Neighborhood news and information platform Patch also later highlighted the neighborhood in a breakout story following its ranking with Realtor.com, calling out North Winton as “New York’s hottest zip code.” Rochester City Newspaper, an alt weekly local newspaper, also highlighted the neighborhood in a story published in October 2020 that spotlighted five city neighborhoods and five suburbs in Rochester, and what makes them a special part of Rochester’s fabric.
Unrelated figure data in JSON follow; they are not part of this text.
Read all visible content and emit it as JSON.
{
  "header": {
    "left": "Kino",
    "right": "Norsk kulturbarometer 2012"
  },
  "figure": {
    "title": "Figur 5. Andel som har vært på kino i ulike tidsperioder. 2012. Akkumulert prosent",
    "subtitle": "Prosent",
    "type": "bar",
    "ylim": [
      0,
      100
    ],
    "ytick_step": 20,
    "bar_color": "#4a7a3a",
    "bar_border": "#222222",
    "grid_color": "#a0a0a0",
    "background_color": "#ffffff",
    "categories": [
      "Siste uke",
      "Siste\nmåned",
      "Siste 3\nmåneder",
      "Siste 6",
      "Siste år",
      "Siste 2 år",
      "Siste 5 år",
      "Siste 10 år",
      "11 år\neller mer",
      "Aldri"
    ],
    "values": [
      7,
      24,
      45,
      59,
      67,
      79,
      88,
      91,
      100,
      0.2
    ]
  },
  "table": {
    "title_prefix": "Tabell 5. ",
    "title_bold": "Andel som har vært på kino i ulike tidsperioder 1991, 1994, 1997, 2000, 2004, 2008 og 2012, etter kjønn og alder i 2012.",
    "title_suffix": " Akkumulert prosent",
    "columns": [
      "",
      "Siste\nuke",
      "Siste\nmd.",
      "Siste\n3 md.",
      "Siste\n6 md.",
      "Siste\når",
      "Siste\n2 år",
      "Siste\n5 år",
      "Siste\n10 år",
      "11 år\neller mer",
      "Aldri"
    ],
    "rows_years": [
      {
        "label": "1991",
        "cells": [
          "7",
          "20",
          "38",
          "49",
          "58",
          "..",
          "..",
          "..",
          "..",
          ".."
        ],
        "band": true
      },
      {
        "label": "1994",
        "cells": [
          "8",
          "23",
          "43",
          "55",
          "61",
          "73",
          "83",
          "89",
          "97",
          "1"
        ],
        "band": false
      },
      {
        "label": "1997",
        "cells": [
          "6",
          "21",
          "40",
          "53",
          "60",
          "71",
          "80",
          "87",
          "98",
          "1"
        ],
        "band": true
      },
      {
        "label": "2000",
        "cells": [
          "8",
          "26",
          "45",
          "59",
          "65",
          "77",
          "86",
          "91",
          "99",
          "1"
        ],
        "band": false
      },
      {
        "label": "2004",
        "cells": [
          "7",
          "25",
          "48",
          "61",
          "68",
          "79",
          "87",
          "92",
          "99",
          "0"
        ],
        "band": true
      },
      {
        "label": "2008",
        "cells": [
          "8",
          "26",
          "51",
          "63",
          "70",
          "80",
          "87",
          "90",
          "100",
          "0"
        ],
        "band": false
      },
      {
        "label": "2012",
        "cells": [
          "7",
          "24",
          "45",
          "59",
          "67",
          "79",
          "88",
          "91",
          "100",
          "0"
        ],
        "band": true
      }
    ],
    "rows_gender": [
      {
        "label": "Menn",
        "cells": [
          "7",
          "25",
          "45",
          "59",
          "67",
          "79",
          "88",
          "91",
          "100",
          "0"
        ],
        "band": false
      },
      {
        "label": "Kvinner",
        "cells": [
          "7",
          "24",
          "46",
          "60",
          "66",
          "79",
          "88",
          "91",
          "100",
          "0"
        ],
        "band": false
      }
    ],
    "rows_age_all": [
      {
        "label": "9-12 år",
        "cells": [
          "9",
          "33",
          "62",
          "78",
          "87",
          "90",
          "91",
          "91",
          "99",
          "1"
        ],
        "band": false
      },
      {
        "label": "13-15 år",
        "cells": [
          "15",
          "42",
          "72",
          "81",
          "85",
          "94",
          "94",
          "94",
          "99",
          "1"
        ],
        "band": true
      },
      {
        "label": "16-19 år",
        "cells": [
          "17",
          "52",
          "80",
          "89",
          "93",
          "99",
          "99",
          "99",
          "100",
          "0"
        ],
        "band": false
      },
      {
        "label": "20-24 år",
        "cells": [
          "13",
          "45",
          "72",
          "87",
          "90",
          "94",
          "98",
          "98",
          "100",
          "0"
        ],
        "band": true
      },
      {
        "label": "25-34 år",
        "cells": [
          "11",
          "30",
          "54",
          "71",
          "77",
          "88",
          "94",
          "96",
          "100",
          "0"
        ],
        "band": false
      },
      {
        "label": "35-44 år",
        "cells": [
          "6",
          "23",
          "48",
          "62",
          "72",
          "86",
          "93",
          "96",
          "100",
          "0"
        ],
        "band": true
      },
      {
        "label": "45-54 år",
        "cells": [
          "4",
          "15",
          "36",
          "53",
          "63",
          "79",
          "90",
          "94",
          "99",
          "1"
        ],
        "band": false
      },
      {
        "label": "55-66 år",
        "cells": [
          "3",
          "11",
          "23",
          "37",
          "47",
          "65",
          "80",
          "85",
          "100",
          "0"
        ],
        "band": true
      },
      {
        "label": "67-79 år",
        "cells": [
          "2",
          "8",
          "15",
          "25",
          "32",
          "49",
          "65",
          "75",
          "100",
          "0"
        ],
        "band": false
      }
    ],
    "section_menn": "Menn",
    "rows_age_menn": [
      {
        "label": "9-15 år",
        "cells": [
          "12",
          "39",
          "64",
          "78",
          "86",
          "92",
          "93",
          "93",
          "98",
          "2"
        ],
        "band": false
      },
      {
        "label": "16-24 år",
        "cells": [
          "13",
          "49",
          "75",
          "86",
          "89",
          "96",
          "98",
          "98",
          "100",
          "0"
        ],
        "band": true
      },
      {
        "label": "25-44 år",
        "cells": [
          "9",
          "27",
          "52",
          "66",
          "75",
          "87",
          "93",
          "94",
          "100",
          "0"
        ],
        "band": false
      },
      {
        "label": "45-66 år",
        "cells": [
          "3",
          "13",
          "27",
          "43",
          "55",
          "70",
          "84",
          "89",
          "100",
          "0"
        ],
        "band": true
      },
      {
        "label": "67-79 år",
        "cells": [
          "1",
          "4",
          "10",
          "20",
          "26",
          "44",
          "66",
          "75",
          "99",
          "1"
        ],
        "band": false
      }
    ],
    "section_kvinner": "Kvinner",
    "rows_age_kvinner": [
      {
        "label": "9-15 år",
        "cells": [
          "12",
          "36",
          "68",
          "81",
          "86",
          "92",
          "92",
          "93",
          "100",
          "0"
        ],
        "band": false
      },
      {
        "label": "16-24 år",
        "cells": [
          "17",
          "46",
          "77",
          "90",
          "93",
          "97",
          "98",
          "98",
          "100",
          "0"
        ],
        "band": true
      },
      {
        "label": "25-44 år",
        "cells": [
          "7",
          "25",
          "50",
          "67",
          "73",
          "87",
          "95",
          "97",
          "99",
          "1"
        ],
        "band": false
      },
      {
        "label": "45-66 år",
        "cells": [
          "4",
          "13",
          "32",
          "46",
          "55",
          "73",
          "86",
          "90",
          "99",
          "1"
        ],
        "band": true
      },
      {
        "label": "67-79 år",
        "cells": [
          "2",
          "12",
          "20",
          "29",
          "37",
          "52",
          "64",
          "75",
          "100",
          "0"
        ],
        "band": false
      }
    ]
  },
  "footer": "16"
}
“There’s always something new to try, either right here or a just short bike, bus, or car ride away,” Brian Halligan, a marketer and freelance writer and resident of North Winton, wrote for the now inactive Rochester blog I Heart ROC in 2018. “But there’s history here too. We’re not the first nor the last to make this area our own, and the diversity of our neighbors, from old-timers … [to] the 20- and 30-somethings buying their first homes here ensures that every era of the neighborhood continues to live on.”
“It’s the difference between a place and a community, and that’s what makes North Winton Village more than just a destination,” he added. “It’s home.”